Incluso en el colegio cardenalicio muchos estaban descontentos con el talante reaccionario e inquisitorial de Pío X, tal como se puso de manifiesto en la elección como papa de Giacomo della Chiesa, el mismo hombre que Pío había excluido como subsecretario de estado nombrándole arzobispo de Bolonia, y a quien nombró cardenal poco antes de su muerte. Como Benedicto XV (1914-1922), el nuevo papa acabó de manera fulminante con la organización secreta de Benigni, que lo estaba envenenando todo (Benigni se convirtió después en agente de Mussolini). Este papa se involucró como mediador en la Primera Guerra Mundial, aunque sin éxito, y continuó con la política conciliadora de León XIII. Aun así, en mitad de la guerra (1917) aprobó el nuevo
Codex Iuris Canonici
(derecho canónico) ya preparado por su predecesor… sin el consentimiento del episcopado mundial. La primacía universal de la ley definida por el Vaticano I, y el sistema centralista unido al mismo, recibieron la bendición legal y quedó salvaguardada en todos sus detalles; por ejemplo, contrariamente a la tradición católica más temprana, se garantizó el derecho del papa a nombrar a los obispos.

La catástrofe global de la Primera Guerra Mundial (1914-1918) dejó perfectamente claro para todos los que tenían ojos que los valores principales de la modernidad estaban en crisis: el absolutismo moderno de la razón, el progreso, el nacionalismo, el capitalismo y el socialismo habían fracasado. Pero la oportunidad de fundar un nuevo orden mundial, más justo y pacífico, en 1918 —las propuestas concretas del presidente norteamericano Woodrow Wilson— se perdió por culpa de los practicantes europeos de la
realpolitik
. Y Europa tuvo que pagarlo con creces con los movimientos reaccionarios del fascismo, el nazismo y el comunismo, que de un modo «moderno», idealizaban la raza, la clase y a sus líderes y entorpecieron el camino para lograr un orden mundial nuevo y mejor. Sin embargo, la Primera Guerra Mundial puso en movimiento la revolución global que quedaría de manifiesto tras la Segunda Guerra Mundial: el cambio del paradigma eurocéntrico de la modernidad, que poseía un marcado sello colonialista, imperialista y capitalista, al paradigma verdaderamente global y policéntrico de la posmodernidad, que poseía una orientación ecuménica. Sin embargo, este cambio se reconoció en parte en Roma, y de nuevo demasiado tarde.

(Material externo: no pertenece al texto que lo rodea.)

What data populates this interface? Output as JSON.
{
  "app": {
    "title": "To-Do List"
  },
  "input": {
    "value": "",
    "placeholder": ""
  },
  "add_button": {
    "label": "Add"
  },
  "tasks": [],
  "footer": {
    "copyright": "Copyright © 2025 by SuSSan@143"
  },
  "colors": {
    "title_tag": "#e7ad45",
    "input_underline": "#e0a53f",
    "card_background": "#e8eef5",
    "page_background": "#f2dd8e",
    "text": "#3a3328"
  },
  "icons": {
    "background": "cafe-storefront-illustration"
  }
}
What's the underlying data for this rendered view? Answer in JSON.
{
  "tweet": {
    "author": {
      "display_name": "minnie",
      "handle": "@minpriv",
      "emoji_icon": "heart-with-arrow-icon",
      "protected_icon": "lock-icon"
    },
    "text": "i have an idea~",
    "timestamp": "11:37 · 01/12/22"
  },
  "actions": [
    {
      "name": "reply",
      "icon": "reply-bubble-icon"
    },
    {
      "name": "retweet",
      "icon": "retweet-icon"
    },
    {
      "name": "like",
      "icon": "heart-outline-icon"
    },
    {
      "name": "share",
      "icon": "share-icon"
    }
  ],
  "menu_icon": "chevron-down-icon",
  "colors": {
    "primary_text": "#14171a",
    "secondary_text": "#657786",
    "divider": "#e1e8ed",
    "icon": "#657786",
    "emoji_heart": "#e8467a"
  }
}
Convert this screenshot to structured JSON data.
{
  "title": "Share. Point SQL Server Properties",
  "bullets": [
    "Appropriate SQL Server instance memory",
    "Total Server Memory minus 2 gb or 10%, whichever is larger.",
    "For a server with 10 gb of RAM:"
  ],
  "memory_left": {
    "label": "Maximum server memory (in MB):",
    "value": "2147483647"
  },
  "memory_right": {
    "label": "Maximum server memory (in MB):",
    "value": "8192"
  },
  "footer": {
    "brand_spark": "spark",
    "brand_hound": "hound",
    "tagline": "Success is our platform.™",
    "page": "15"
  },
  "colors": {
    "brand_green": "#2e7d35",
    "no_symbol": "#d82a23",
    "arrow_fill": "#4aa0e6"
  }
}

El instruido sucesor de Benedicto, Pío XI (1922-1939) gobernó de un modo autocrático similar y propagó la «extensión del remo de Dios», sobre todo mediante la «acción católica» del laicado, aunque siguieron siendo una extensión del brazo de la jerarquía. Alentó el clero nativo en las misiones, y en Roma las enseñanzas de la Iglesia y el arte. En una encíclica antiecuménica (
Mortalium animos
, 1928), sin embargo, adujo numerosas razones por las cuales les quedaba vetado a los católicos tomar parte en la gran conferencia ecuménica de Lausana convocada por Fe y Orden, predecesora del concilio mundial de las Iglesias de 1929. Y como reacción a la conferencia anglicana de Lambeth, y sin oposición del episcopado, en 1930 embarcó a la iglesia católica en su perniciosa singladura contra el control de natalidad (la encíclica
Casti connubii
). Esto constituyó más tarde el argumento principal a favor del «infalible» consenso del papa y los obispos en esta doctrina. En el mismo año convirtió en «maestro de la iglesia» a Robert Bellarmme, SJ (fallecido en 1621), quien en su breve catecismo contestaba a la pregunta «¿Quién es cristiano?» de un modo adecuadamente curial: «El que obedece al papa y al pastor por él designado.»